2 October 2015

Solving the stagnation conundrum: why innovation isn’t spurring productivity


One of the most exciting economic debates of our time puts face to face the economists who forecast a “long stagnation” and those who advocate the start of a huge wave of innovation brought by the NBIC technologies (Nanotechnologies, Biotechnologies, Information and Cognition).

For the “long stagnation” believers, the last big wave of innovation began in the first industrial revolution at the end of the 18th century (especially the steam machine). It gave birth to the transport revolution of the 19th century, followed by the “belle epoque” innovations like motors cars and electricity, and at lastly the “30 glorieuses” innovations like washing machines. The first industrial revolution led to happy consequences like the soaring of individual revenues, the meltdown of extreme poverty and the rise in life expectancy. But now, these sad economists say, big innovations are over. For sure we hear of NBIC but, like internet 20 years ago, the impact of these innovations cannot be seen in the productivity figures. In this regard they are right. Recent figures of productivity, including the post 2008 crisis period, are despairingly low, the most spectacular example being the United Kingdom.
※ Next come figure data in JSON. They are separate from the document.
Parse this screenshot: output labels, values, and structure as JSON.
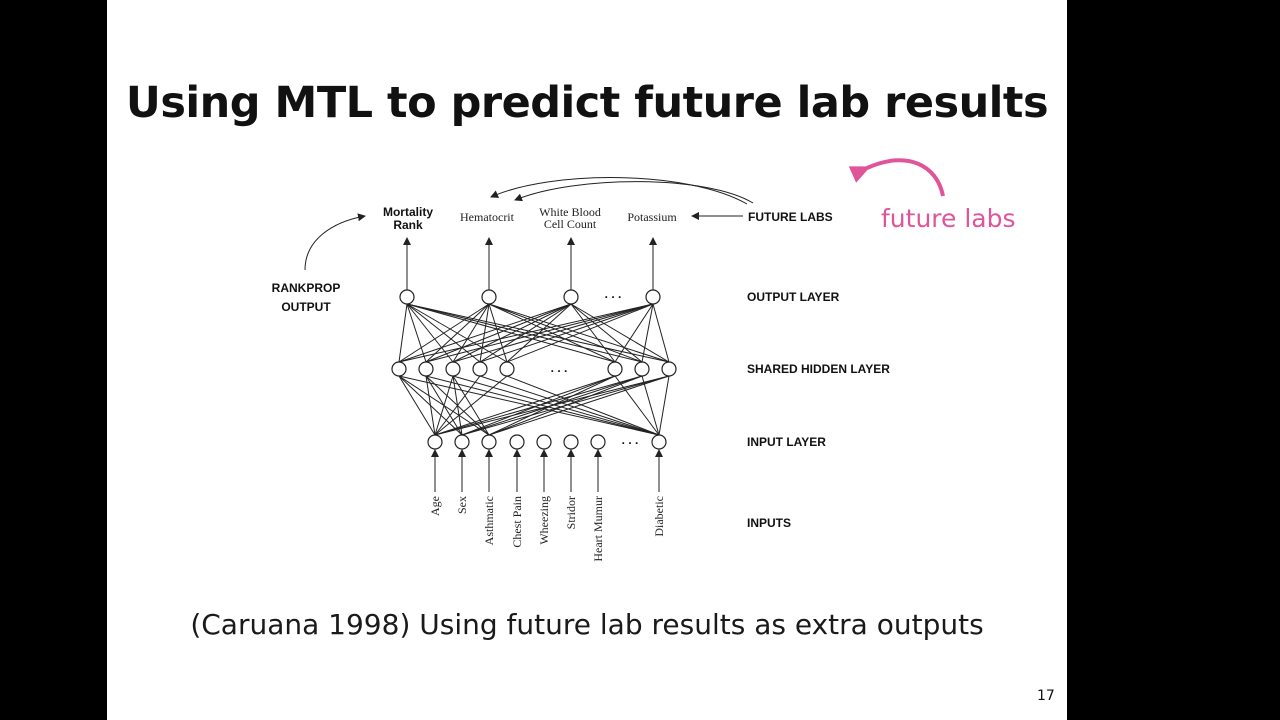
{
  "slide": {
    "title": "Using MTL to predict future lab results",
    "caption": "(Caruana 1998) Using future lab results as extra outputs",
    "page_number": "17",
    "annotation": {
      "text": "future labs",
      "color": "#e0559a"
    }
  },
  "diagram": {
    "outputs": [
      "Mortality Rank",
      "Hematocrit",
      "White Blood Cell Count",
      "Potassium"
    ],
    "output_labels": {
      "mortality_line1": "Mortality",
      "mortality_line2": "Rank",
      "hematocrit": "Hematocrit",
      "wbc_line1": "White Blood",
      "wbc_line2": "Cell Count",
      "potassium": "Potassium"
    },
    "future_labs_label": "FUTURE LABS",
    "rankprop_line1": "RANKPROP",
    "rankprop_line2": "OUTPUT",
    "layer_labels": {
      "output": "OUTPUT LAYER",
      "hidden": "SHARED HIDDEN LAYER",
      "input": "INPUT LAYER",
      "inputs": "INPUTS"
    },
    "ellipsis": ". . .",
    "inputs": [
      "Age",
      "Sex",
      "Asthmatic",
      "Chest Pain",
      "Wheezing",
      "Stridor",
      "Heart Mumur",
      "Diabetic"
    ]
  }
}
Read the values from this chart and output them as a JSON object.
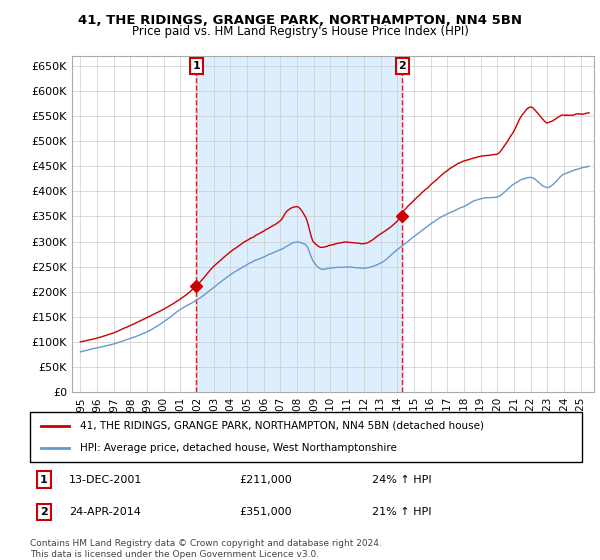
{
  "title1": "41, THE RIDINGS, GRANGE PARK, NORTHAMPTON, NN4 5BN",
  "title2": "Price paid vs. HM Land Registry's House Price Index (HPI)",
  "ylim": [
    0,
    670000
  ],
  "yticks": [
    0,
    50000,
    100000,
    150000,
    200000,
    250000,
    300000,
    350000,
    400000,
    450000,
    500000,
    550000,
    600000,
    650000
  ],
  "ytick_labels": [
    "£0",
    "£50K",
    "£100K",
    "£150K",
    "£200K",
    "£250K",
    "£300K",
    "£350K",
    "£400K",
    "£450K",
    "£500K",
    "£550K",
    "£600K",
    "£650K"
  ],
  "sale1_x": 2001.96,
  "sale1_y": 211000,
  "sale2_x": 2014.31,
  "sale2_y": 351000,
  "sale1_date": "13-DEC-2001",
  "sale1_price": "£211,000",
  "sale1_hpi": "24% ↑ HPI",
  "sale2_date": "24-APR-2014",
  "sale2_price": "£351,000",
  "sale2_hpi": "21% ↑ HPI",
  "line1_color": "#cc0000",
  "line2_color": "#6699cc",
  "shade_color": "#ddeeff",
  "vline_color": "#cc0000",
  "background_color": "#ffffff",
  "grid_color": "#cccccc",
  "legend1": "41, THE RIDINGS, GRANGE PARK, NORTHAMPTON, NN4 5BN (detached house)",
  "legend2": "HPI: Average price, detached house, West Northamptonshire",
  "footer1": "Contains HM Land Registry data © Crown copyright and database right 2024.",
  "footer2": "This data is licensed under the Open Government Licence v3.0.",
  "xlim_left": 1994.5,
  "xlim_right": 2025.8
}
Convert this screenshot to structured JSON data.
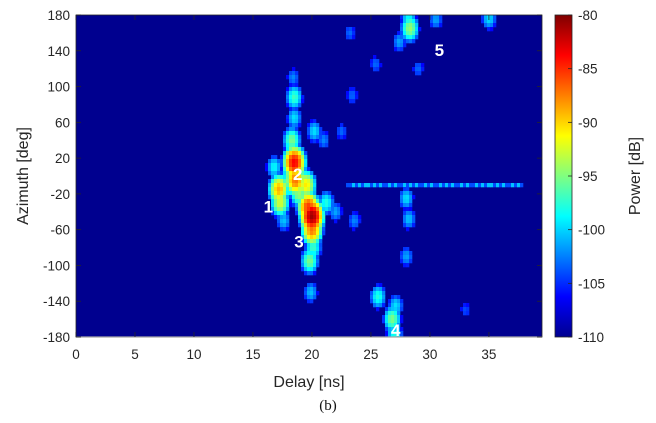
{
  "caption": "(b)",
  "chart_data": {
    "type": "heatmap",
    "title": "",
    "xlabel": "Delay [ns]",
    "ylabel": "Azimuth [deg]",
    "xlim": [
      0,
      39.5
    ],
    "ylim": [
      -180,
      180
    ],
    "xticks": [
      0,
      5,
      10,
      15,
      20,
      25,
      30,
      35
    ],
    "yticks": [
      -180,
      -140,
      -100,
      -60,
      -20,
      20,
      60,
      100,
      140,
      180
    ],
    "background_power_db": -110,
    "colorbar": {
      "label": "Power [dB]",
      "range": [
        -110,
        -80
      ],
      "ticks": [
        -80,
        -85,
        -90,
        -95,
        -100,
        -105,
        -110
      ],
      "colormap": "jet"
    },
    "blobs": [
      {
        "delay": 16.8,
        "az": 10,
        "power": -101
      },
      {
        "delay": 17.2,
        "az": -15,
        "power": -90
      },
      {
        "delay": 17.3,
        "az": -30,
        "power": -94
      },
      {
        "delay": 17.6,
        "az": -50,
        "power": -103
      },
      {
        "delay": 18.1,
        "az": 0,
        "power": -98
      },
      {
        "delay": 18.3,
        "az": 40,
        "power": -97
      },
      {
        "delay": 18.5,
        "az": 65,
        "power": -102
      },
      {
        "delay": 18.5,
        "az": 88,
        "power": -99
      },
      {
        "delay": 18.4,
        "az": 110,
        "power": -105
      },
      {
        "delay": 18.5,
        "az": 15,
        "power": -84
      },
      {
        "delay": 18.6,
        "az": -5,
        "power": -88
      },
      {
        "delay": 18.9,
        "az": -20,
        "power": -96
      },
      {
        "delay": 19.5,
        "az": -10,
        "power": -92
      },
      {
        "delay": 19.7,
        "az": -35,
        "power": -86
      },
      {
        "delay": 20.0,
        "az": -45,
        "power": -81
      },
      {
        "delay": 20.0,
        "az": -60,
        "power": -88
      },
      {
        "delay": 20.1,
        "az": -80,
        "power": -99
      },
      {
        "delay": 19.8,
        "az": -95,
        "power": -97
      },
      {
        "delay": 19.9,
        "az": -130,
        "power": -103
      },
      {
        "delay": 20.2,
        "az": 50,
        "power": -102
      },
      {
        "delay": 21.0,
        "az": 40,
        "power": -105
      },
      {
        "delay": 21.2,
        "az": -30,
        "power": -100
      },
      {
        "delay": 22.0,
        "az": -40,
        "power": -104
      },
      {
        "delay": 22.5,
        "az": 50,
        "power": -106
      },
      {
        "delay": 23.6,
        "az": -50,
        "power": -105
      },
      {
        "delay": 23.4,
        "az": 90,
        "power": -106
      },
      {
        "delay": 23.2,
        "az": 160,
        "power": -106
      },
      {
        "delay": 25.4,
        "az": 125,
        "power": -106
      },
      {
        "delay": 27.0,
        "az": -178,
        "power": -100
      },
      {
        "delay": 26.8,
        "az": -160,
        "power": -97
      },
      {
        "delay": 27.1,
        "az": -145,
        "power": -102
      },
      {
        "delay": 25.6,
        "az": -135,
        "power": -100
      },
      {
        "delay": 28.0,
        "az": -90,
        "power": -104
      },
      {
        "delay": 28.0,
        "az": -25,
        "power": -102
      },
      {
        "delay": 28.2,
        "az": -48,
        "power": -103
      },
      {
        "delay": 28.3,
        "az": 165,
        "power": -96
      },
      {
        "delay": 28.2,
        "az": 178,
        "power": -101
      },
      {
        "delay": 27.4,
        "az": 150,
        "power": -104
      },
      {
        "delay": 29.0,
        "az": 120,
        "power": -106
      },
      {
        "delay": 30.5,
        "az": 175,
        "power": -104
      },
      {
        "delay": 35.0,
        "az": 176,
        "power": -102
      },
      {
        "delay": 33.0,
        "az": -150,
        "power": -107
      }
    ],
    "ridge": {
      "az": -10,
      "delay_from": 23,
      "delay_to": 38,
      "power": -103
    },
    "annotations": [
      {
        "text": "1",
        "delay": 16.3,
        "az": -34
      },
      {
        "text": "2",
        "delay": 18.8,
        "az": 2
      },
      {
        "text": "3",
        "delay": 18.9,
        "az": -73
      },
      {
        "text": "4",
        "delay": 27.1,
        "az": -172
      },
      {
        "text": "5",
        "delay": 30.8,
        "az": 141
      }
    ]
  }
}
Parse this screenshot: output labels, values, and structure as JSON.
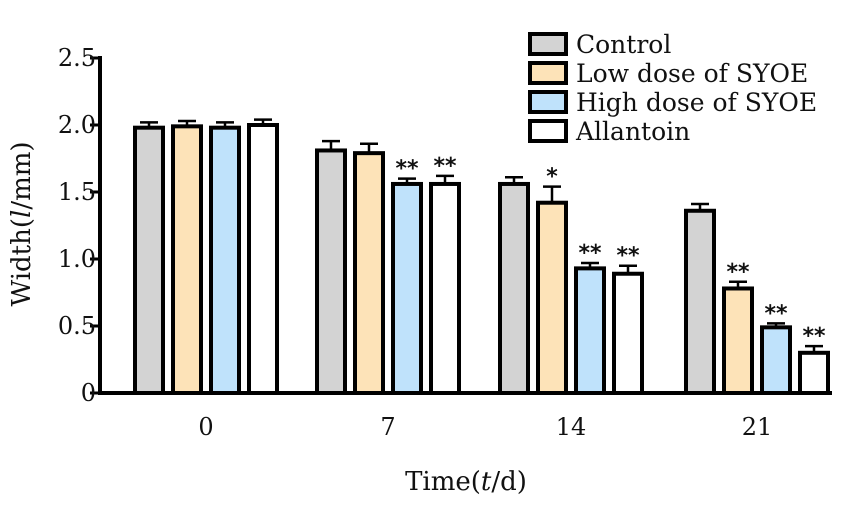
{
  "chart_data": {
    "type": "bar",
    "title": "",
    "xlabel_parts": [
      "Time(",
      "t",
      "/d)"
    ],
    "ylabel_parts": [
      "Width(",
      "l",
      "/mm)"
    ],
    "xlabel": "Time(t/d)",
    "ylabel": "Width(l/mm)",
    "ylim": [
      0,
      2.5
    ],
    "yticks": [
      "0",
      "0.5",
      "1.0",
      "1.5",
      "2.0",
      "2.5"
    ],
    "categories": [
      "0",
      "7",
      "14",
      "21"
    ],
    "legend_position": "top-right",
    "series": [
      {
        "name": "Control",
        "color": "#d3d3d3",
        "values": [
          1.98,
          1.81,
          1.56,
          1.36
        ],
        "errors": [
          0.04,
          0.07,
          0.05,
          0.05
        ],
        "significance": [
          "",
          "",
          "",
          ""
        ]
      },
      {
        "name": "Low dose of SYOE",
        "color": "#fde3b8",
        "values": [
          1.99,
          1.79,
          1.42,
          0.78
        ],
        "errors": [
          0.04,
          0.07,
          0.12,
          0.05
        ],
        "significance": [
          "",
          "",
          "*",
          "**"
        ]
      },
      {
        "name": "High dose of SYOE",
        "color": "#bfe2fb",
        "values": [
          1.98,
          1.56,
          0.93,
          0.49
        ],
        "errors": [
          0.04,
          0.04,
          0.04,
          0.03
        ],
        "significance": [
          "",
          "**",
          "**",
          "**"
        ]
      },
      {
        "name": "Allantoin",
        "color": "#ffffff",
        "values": [
          2.0,
          1.56,
          0.89,
          0.3
        ],
        "errors": [
          0.04,
          0.06,
          0.06,
          0.05
        ],
        "significance": [
          "",
          "**",
          "**",
          "**"
        ]
      }
    ]
  }
}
This is a central point when thinking about our economic future, as productivity constitutes the main driver for economic growth in the long term. Without strong productivity, it is indeed long stagnation which will arise, with its nasty offspring: high public debt and mass unemployment.

In contrast, according to optimistic economists, NBIC technologies are about to increase productivity and potential growth. If the data are not able to grasp this happy change, this is because we are at the very start of the move. The diffusion of innovation always follows an exponential curve. The utilization rate of the new product, say 3D printing or self-driving car, accelerates regularly. After a few years, consumption explodes. This is exactly what we saw with cars at the beginning of the 20th century, or with television in the 1950s. We just have to wait. Optimist economists also fairly argue than the official productivity indexes are not up-to-date anymore especially because they are very quantitative. But they fail to assess precisely the quality of the production due for instance to incorporation of nanotechnologies in chemical products. In most OECD countries, the national account systems were set up after the Second World War when NBIC were just science fiction.

Optimistic economists are right but their diagnostic is incomplete. A deepened review of recent economic research shows that the main mistake of the “long stagnation” advocates lies elsewhere. The Israeli-American economist Elhanan Helpman proved from the end of the  1990s that a radical innovation could not only have no impact on productivity, at least at the short term, but also trigger a recession. To understand this paradox, take the real life example of surgery robots in hospitals. In theory these robots drive huge productivity gains: less invasive and more precise surgeries, less post-surgery complications, outpatient hospitalization. Only good news. Yet nearly all hospital managers who bought a robot assert that they are not able to make their expensive investment profitable.

There are a couple of explanations for Helpman’s models. On one hand, most of radical innovations are not completely refined when put on the market. To be perfectly usable, an innovation needs a tracking of the first utilizations and a tuning. That is why the productivity of the first institutions which use it can be deceptive. On the other hand the advent of a radical innovation like a robot outmodes brutally older technologies. Physical capital obsolescence rockets and the human capital (including the surgeons’ one) is devaluated.  But the replacement of old technologies and old know how is a lasting and costly process. In the transition period, productivity and growth melt down. Firms have to gather money, change machines and educate employees which requires large financing means, an efficient educational system et job market flexibility. The process is transitory but the transition is inevitable, painful and may last several years. To accept it, you have to accept that the better is to come. Maybe not tomorrow but the day after.

Nicolas Bouzou is an economist. He is the founder and the director of Asterès, a consulting firm based in Paris.